PERTH, Australia (RNN) - With no new pings detected, it's "time to go underwater," search coordinator Angus Houston said in a news conference Monday.
The searchers for Malaysia Airlines Flight 370 have concluded that the batteries for the source of the pings have likely died, as no new pings have been detected since Tuesday. As a result, the pinger locator will no longer be deployed.
It is hoped that the four signals heard last week came from the flight's black box.
With the four pings heard by the searchers, the search team has enough information to launch the submersible, Houston said.
Though no debris has been found, Houston said that the search team found an oil slick in the search area in the southern Indian Ocean. A two-liter sample of the oil has been taken and is being tested.
"I stress the source of the oil is yet to be determined but the oil slick is approximately 5, 500 meters downwind and downsea from the vicinity of the detections picked up by the towed pinger locator on the Ocean Shield," the search coordinator said.
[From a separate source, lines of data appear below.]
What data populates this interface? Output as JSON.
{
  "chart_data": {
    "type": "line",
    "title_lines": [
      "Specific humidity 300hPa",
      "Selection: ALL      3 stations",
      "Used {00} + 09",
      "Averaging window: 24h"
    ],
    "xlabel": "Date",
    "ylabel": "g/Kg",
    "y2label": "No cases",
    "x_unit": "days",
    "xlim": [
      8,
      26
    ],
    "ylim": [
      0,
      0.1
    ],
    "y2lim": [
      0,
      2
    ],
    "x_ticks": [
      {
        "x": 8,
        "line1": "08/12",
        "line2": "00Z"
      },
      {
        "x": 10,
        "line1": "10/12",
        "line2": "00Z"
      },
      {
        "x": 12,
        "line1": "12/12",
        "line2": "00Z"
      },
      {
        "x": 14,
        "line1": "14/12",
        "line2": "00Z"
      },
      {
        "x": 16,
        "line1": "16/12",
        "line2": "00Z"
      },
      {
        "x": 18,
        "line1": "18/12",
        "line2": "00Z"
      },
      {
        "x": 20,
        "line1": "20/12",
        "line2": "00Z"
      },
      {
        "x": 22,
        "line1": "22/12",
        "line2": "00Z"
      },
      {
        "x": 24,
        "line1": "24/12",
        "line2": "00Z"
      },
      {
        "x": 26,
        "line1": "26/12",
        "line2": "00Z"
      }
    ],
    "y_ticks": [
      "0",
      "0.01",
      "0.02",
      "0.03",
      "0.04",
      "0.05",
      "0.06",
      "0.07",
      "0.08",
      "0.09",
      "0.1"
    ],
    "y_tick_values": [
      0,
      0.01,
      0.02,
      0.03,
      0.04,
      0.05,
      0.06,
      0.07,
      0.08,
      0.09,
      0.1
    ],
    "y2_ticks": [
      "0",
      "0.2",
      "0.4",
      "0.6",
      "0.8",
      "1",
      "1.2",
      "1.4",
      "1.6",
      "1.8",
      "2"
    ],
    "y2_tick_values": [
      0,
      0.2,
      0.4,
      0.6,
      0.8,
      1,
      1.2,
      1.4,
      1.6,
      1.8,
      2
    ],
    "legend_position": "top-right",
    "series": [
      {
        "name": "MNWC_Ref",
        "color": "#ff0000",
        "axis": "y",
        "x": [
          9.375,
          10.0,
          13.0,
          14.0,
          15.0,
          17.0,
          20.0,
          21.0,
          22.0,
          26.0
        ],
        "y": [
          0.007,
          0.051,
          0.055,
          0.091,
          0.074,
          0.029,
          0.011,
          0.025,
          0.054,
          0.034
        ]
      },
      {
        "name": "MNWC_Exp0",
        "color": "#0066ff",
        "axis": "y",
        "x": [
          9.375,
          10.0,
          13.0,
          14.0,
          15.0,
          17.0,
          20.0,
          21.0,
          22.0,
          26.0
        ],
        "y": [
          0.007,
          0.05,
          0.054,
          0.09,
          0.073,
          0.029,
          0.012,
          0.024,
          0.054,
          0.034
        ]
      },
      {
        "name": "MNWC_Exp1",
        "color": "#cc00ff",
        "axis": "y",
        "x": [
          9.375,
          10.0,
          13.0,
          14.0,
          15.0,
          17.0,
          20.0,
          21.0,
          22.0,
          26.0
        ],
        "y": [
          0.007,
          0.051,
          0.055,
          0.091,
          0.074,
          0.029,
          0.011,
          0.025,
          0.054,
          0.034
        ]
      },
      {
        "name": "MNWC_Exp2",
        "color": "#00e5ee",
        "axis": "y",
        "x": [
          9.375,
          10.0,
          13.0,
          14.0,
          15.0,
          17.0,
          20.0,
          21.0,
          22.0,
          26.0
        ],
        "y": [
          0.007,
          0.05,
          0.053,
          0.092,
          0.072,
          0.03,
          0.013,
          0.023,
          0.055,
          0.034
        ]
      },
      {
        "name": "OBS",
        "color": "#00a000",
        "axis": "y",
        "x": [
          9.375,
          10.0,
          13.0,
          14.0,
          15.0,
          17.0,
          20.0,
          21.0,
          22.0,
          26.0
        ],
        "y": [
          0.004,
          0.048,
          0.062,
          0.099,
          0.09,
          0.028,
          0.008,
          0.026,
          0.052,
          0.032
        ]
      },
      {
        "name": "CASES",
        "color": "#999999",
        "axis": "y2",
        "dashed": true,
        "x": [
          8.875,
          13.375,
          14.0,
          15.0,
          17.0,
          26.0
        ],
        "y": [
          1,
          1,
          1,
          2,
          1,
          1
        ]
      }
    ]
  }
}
The Bluefin 21 will be deployed Monday evening from the Ocean Shield, Houston said. However, he warned that it will be "a slow and painstaking process."
It will take six weeks to two months to canvassing the ocean in the search area. Each mission of the Bluefin 21 takes one day, including two hours to dive and four hours to download data.
The Bluefin 21 takes a sonar scan of the ocean floor, and thus can detect possible debris there.
"As I have said before, wreckage needs to be visually identified before we can say with certainty this is the final resting place of MH370," Houston said.
Flight 370, has been missing since March 8, when it took off from Kuala Lumpur, Malaysia, en route to Beijing with 239 aboard, mostly Chinese.